«Куда летишь, кукушечка,
Куда летишь, серая?»
«Лечу я в тот лесок,
А в том лесу – там три терема,
А в тереме – там три девицы,
Три девицы – три красавицы,
Три обманщицы».
(продолжение песни утеряно)
Я был на прогоне спектакля «Куда летишь, кукушечка?» в театре драмы. По пьесе Горького «Старик». Был я там по приглашению режиссера-постановщика спектакля Александра Сидоренко (премьера спектакля состоится 30 марта. – «Горсоветы».) Так уж вышло, что я пообещал режиссёру написать о своих впечатлениях. Я честно предупредил, что врать не смогу. Это Сидоренко не смутило. Ну и вот… Извините, если что не так.

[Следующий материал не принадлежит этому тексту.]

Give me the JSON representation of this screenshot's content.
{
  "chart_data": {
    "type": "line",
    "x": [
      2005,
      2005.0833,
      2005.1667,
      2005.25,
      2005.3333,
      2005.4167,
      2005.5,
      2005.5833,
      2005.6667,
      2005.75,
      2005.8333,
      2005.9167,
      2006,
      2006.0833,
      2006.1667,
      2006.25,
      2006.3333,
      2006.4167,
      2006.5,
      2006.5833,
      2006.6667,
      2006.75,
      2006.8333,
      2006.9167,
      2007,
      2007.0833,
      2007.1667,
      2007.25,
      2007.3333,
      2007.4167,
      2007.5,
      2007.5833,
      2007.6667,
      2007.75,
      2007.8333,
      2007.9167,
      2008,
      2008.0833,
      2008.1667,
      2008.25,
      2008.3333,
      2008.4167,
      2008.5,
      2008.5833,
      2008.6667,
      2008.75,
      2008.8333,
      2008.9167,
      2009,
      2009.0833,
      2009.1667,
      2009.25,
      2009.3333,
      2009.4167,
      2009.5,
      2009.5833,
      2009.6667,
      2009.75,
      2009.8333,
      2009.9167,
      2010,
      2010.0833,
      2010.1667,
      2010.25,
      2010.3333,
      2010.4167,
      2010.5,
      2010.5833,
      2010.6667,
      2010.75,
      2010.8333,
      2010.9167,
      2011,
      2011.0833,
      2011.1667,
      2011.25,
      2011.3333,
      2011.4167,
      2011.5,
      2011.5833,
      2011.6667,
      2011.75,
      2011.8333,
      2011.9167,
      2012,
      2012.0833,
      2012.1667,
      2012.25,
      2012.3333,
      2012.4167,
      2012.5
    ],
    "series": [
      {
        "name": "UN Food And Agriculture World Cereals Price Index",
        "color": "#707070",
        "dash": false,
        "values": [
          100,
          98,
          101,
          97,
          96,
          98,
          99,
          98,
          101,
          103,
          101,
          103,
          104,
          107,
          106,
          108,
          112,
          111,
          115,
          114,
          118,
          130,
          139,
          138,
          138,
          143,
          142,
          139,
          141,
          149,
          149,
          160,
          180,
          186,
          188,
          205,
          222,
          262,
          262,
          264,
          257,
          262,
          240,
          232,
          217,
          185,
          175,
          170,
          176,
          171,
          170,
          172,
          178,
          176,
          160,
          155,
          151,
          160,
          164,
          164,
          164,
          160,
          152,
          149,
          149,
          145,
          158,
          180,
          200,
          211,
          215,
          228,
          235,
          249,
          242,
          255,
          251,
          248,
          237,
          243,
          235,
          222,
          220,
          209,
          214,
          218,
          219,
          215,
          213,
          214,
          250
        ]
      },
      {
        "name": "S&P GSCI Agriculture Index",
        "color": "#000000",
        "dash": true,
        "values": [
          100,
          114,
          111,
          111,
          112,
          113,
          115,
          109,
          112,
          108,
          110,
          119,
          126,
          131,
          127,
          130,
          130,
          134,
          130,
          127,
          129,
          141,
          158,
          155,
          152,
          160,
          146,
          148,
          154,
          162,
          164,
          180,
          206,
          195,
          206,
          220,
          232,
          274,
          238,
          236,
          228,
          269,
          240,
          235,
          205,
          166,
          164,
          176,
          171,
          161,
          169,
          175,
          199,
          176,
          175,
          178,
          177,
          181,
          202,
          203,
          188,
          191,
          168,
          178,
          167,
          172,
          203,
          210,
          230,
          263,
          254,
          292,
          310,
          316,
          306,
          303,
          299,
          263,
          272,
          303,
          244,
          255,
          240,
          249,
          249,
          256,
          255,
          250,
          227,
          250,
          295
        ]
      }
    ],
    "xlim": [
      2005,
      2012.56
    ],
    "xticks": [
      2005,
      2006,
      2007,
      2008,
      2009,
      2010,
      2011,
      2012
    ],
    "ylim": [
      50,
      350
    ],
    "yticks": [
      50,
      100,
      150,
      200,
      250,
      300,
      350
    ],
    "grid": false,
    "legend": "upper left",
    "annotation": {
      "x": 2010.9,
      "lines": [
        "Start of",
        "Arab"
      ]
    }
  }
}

Начнем с того, что мне искренне симпатичен режиссер Сидоренко. Я писал о его «Торчалове» и совершенно чудесных «Бедных людях» восторженные рецензии. Это было легко и радостно делать. Поверьте, мы журналисты ведь тоже люди, не хирурги и не каратели. Нам тоже бывает больно и обидно, мы тоже ошибаемся иногда что-тонедогововариваем, умалчиваем или пережимаем. Кто из нас не фальшивил хоть раз? Потому гораздо легче писать о спектакле, когда он понравился. А здесь вот придется помучиться.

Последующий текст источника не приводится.